God promises us to fill us with the Holy Spirit if we ask . . . so ask.
The last thing we must do to be filled with the Holy Spirit is to expect that the Holy Spirit will fill us and expect great things. Expect that the Holy Spirit can and will do amazing things in you.
The Spirit is vital for us. It is through the Spirit that Jesus teaching and work is continued for us. And the Spirit is what always makes Jesus’ work current. It is the Spirit that takes the 2,000 year old Jewish carpenter and makes Him applicable to new and unprecedented situations.
Let me end with a warning. While many people don’t connect with the Spirit because they simply don’t know to ask . . . many others don’t fill up with the Spirit because they are too scared. The Holy Spirit is not something to mess around with. A Spirit-filled life will take you down paths that you never expected. If as John says earlier in his Gospel, the Spirit is like the wind that “blows where it wills” (John 3:8), we must expect and be open to the working of the Spirit in unexpected and often unwanted places. You will be convicted of sins that you would prefer to hide. You will be asked to do things that require sacrifice. You will be called to a life much larger than you thought possible.

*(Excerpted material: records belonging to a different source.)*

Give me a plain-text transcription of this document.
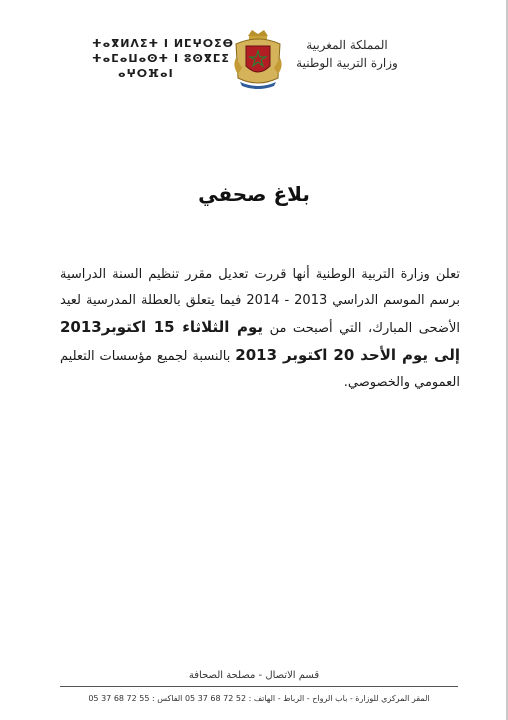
ⵜⴰⴳⵍⴷⵉⵜ ⵏ ⵍⵎⵖⵔⵉⴱ
ⵜⴰⵎⴰⵡⴰⵙⵜ ⵏ ⵓⵙⴳⵎⵉ
ⴰⵖⵔⴼⴰⵏ
المملكة المغربية
وزارة التربية الوطنية
بلاغ صحفي
تعلن وزارة التربية الوطنية أنها قررت تعديل مقرر تنظيم السنة الدراسية برسم الموسم الدراسي 2013 - 2014 فيما يتعلق بالعطلة المدرسية لعيد الأضحى المبارك، التي أصبحت من يوم الثلاثاء 15 اكتوبر2013 إلى يوم الأحد 20 اكتوبر 2013 بالنسبة لجميع مؤسسات التعليم العمومي والخصوصي.
قسم الاتصال - مصلحة الصحافة
المقر المركزي للوزارة - باب الرواح - الرباط - الهاتف : 52 72 68 37 05 الفاكس : 55 72 68 37 05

One of the earliest Christian metaphors that has helped Christians grasp the nature of our relationship with the Holy Spirit is a sailboat. A sailboat cannot move by its own power but must rely on the force of wind, over which neither sailboat nor sailor has control. Still, a sailor can shift the position of the boat by making adjustments so that the sails catch the wind. Free will is like the sailor. Though it is sometimes a struggle, we can choose to hold the boat of our life steady into the wind of the Spirit. Then our efforts are supported and directed by grace. One caution though: Once we have opened our sails to that wind, we need to be prepared to go where the Spirit blows! The Spirit insists on transforming us at every level.
References consulted:
Migliore, Daniel L. Faith Seeking Understanding. Eerdmans Publishing, Grand Rapids, MI, 2004.
Smith, D. Moody. “John 16:5-16.” Interpretation 33, no. 1, January 1979 (58-62).
Tan, Siang-Yang and Douglas Gregg. Disciplines of the Holy Spirit. Zondervan, Grand Rapids, MI, 1997.
Thompson, Marjorie J. Soul Feast. Westminster John Knox Press, Louisville, KY, 1995.